I intended on deleting them once pushed to the server but maybe I should
keep them
at least on my desktop once they're tidied up.
Also, the server will probably also run OpenSSH, OpenNTPD (for the
internal network only), httpd and maybe some mail services and will
stand behind a separate dedicated OpenBSD pf gateway. I think httpd is
chroot jailed by default and will probably just serve static HTML
files.
Do you guys see any unreasonable risks for my data in that setup? I
know
that ideally those services should be on a separate machine than my
file
server/backup but that won't be an option in my little home setup, at
least for now.
Lastly, hardware wise, anybody have impressions on the SuperMicro
A1SAM-2550F with OpenBSD or in general?
It's seems plenty powerful for the job (and more) while being fairly
low
power.
I've been pretty happy with similar (A1SAi) for low-powered systems,
but the boards aren't all that cheap, and neither is RAM for them.

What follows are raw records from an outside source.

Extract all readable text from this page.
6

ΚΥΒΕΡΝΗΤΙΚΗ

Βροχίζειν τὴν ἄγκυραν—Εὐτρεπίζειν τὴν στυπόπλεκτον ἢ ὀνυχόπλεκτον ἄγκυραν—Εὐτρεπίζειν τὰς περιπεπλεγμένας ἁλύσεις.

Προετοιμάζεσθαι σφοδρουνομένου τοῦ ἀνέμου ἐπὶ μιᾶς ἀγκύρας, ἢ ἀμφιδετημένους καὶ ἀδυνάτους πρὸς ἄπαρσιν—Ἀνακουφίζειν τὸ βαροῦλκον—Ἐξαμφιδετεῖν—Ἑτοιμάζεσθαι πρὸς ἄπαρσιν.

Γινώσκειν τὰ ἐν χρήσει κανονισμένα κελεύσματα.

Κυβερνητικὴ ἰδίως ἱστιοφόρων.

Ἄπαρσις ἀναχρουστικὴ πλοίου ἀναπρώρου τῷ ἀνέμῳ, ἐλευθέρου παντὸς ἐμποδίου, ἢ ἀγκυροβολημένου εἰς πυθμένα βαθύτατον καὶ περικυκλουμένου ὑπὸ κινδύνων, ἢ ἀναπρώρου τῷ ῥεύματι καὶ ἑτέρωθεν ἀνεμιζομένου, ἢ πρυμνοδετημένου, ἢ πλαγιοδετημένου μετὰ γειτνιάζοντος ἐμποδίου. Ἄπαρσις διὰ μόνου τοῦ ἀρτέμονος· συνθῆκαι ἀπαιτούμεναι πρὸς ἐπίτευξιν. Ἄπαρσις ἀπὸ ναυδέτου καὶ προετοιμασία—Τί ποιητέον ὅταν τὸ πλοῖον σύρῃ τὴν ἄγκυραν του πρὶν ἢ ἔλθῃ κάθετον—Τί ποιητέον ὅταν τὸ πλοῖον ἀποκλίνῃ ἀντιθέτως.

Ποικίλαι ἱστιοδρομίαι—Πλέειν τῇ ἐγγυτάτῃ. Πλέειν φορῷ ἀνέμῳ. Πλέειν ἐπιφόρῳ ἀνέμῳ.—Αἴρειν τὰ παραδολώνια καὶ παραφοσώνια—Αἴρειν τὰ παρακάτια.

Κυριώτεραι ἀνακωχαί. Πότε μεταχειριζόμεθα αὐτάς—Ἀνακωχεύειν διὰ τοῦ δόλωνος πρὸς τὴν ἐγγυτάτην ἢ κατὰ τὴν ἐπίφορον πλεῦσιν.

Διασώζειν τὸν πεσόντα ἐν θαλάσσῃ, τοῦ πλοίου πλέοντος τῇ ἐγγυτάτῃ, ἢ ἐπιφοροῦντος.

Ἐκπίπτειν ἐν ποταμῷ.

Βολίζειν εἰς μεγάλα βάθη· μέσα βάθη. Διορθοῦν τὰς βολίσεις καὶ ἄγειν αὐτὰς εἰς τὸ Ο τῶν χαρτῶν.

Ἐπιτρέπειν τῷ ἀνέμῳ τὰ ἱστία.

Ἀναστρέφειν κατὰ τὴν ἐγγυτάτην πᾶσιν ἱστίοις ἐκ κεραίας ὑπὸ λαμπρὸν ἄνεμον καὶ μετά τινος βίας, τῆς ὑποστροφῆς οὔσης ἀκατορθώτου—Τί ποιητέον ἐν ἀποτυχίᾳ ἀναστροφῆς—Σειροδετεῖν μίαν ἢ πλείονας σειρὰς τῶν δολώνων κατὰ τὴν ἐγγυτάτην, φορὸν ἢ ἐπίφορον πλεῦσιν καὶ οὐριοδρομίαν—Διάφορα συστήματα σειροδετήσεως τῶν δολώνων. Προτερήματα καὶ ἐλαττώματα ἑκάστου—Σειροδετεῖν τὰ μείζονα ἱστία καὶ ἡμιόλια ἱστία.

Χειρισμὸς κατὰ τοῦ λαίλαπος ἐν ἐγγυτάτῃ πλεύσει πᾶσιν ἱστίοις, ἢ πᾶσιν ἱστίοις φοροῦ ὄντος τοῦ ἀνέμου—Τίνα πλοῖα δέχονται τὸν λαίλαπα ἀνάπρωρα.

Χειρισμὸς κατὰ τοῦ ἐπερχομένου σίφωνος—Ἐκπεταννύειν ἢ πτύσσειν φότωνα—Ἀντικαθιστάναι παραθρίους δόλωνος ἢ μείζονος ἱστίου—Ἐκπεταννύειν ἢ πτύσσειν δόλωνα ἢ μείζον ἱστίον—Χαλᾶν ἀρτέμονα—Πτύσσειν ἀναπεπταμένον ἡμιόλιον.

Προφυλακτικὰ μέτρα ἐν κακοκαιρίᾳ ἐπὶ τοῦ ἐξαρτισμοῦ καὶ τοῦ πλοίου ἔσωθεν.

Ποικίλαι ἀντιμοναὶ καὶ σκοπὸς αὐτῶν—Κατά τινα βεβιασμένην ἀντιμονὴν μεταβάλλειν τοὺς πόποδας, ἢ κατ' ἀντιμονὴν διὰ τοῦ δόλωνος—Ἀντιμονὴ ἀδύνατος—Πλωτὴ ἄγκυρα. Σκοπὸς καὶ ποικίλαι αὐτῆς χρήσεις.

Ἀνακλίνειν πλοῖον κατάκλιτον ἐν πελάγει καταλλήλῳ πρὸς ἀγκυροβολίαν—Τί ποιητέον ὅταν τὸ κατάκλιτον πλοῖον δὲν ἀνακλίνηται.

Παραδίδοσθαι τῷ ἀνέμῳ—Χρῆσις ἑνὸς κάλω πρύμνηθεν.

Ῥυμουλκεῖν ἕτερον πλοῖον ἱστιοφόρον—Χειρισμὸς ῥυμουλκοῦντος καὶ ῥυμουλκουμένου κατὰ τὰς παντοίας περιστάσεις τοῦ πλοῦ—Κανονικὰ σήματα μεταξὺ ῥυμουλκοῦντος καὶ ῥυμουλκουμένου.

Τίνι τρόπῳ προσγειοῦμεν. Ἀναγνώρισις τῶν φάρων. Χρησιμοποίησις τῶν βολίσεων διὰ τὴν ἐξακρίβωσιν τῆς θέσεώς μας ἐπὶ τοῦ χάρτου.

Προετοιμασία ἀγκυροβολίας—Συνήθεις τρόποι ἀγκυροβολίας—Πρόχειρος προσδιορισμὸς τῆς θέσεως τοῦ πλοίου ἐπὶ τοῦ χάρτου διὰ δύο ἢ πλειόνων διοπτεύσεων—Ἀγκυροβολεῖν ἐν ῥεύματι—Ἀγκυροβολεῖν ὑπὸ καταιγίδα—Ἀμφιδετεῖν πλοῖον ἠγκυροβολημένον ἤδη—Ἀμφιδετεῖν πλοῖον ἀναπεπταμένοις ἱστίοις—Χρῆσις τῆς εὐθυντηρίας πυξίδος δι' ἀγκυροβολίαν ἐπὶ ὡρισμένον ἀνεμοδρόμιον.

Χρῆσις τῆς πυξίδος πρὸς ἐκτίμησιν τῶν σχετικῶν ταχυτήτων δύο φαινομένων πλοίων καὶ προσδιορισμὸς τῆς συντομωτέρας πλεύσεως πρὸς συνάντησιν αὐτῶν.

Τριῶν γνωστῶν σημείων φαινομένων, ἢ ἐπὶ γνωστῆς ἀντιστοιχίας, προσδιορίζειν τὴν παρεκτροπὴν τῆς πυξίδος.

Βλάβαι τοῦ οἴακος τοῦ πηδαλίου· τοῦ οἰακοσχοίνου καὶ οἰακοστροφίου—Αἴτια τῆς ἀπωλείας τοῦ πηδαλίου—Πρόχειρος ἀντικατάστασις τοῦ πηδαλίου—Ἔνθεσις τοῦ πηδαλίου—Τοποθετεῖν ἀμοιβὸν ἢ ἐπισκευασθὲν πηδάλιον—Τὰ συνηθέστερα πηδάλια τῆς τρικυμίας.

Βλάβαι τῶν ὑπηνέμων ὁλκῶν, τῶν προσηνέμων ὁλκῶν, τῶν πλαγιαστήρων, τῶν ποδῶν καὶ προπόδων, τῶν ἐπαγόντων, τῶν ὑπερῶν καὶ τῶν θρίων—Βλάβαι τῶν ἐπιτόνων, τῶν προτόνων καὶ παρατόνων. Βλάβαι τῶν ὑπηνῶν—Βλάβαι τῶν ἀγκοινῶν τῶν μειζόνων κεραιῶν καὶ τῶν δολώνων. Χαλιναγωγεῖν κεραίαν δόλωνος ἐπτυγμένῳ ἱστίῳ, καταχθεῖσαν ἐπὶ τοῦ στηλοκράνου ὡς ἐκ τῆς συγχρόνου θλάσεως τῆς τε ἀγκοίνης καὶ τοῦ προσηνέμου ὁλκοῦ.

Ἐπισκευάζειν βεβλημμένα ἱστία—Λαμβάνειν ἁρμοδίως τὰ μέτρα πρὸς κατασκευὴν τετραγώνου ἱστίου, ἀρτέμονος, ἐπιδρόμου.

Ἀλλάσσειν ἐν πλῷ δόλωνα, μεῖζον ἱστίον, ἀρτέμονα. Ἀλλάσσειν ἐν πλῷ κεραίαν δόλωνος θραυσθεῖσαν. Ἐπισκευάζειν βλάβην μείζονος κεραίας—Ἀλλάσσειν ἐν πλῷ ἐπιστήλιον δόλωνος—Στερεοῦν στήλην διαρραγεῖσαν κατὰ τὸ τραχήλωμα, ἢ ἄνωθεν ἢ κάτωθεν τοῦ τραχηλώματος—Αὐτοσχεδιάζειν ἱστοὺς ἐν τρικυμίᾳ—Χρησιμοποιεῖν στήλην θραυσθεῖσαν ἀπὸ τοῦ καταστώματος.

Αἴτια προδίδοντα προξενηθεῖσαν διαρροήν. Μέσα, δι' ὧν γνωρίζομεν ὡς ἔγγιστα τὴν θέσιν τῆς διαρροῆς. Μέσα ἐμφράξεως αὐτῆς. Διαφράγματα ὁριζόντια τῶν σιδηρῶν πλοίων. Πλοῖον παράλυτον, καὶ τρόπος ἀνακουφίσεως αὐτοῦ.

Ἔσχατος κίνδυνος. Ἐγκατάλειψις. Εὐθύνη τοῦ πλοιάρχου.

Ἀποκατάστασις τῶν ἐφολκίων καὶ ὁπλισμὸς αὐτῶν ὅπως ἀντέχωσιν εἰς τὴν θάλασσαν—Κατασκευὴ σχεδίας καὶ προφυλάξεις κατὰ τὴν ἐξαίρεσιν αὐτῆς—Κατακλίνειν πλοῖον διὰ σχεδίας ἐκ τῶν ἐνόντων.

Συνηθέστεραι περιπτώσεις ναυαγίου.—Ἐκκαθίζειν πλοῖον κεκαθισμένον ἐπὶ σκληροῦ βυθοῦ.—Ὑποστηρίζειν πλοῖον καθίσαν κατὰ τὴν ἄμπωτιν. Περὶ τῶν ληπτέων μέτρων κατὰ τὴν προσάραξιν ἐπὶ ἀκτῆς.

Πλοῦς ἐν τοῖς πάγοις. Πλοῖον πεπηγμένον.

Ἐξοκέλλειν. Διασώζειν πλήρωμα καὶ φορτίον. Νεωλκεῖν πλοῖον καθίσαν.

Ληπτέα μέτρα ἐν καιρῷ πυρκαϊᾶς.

I have seen fairly good prices on Dell T20 systems recently (GBP
200+vat
for a xeon e3), which run OpenBSD nicely (note there are cashback
offers
in various european countries for systems bought this month i.e.
today/tomorrow, info at
https://plus.delltradetosave.com/gb/en/pages/promotions/qualifying
- s/gb/<other country code>/).
Would you suggest going more for a Supermicro X10 motherboard with a
separate CPU that could be upgraded down the line (if need be)? I'm
also
hesitating between this and a much cheaper Biostar 1037U Celeron based
embedded motherboard, but weren't sure of the quality for something
that
would stay on 24/7.
I wouldn't be too concerned about ability to do CPU upgrades later.
If you run out of performance, rather than getting rid of the old CPU
and adding a slightly faster one at quite a lot of expense, at that
point you could get another little machine and split off some of
those public/semipublic services.
Thanks for the friendly tips and the nice discussion Stuart.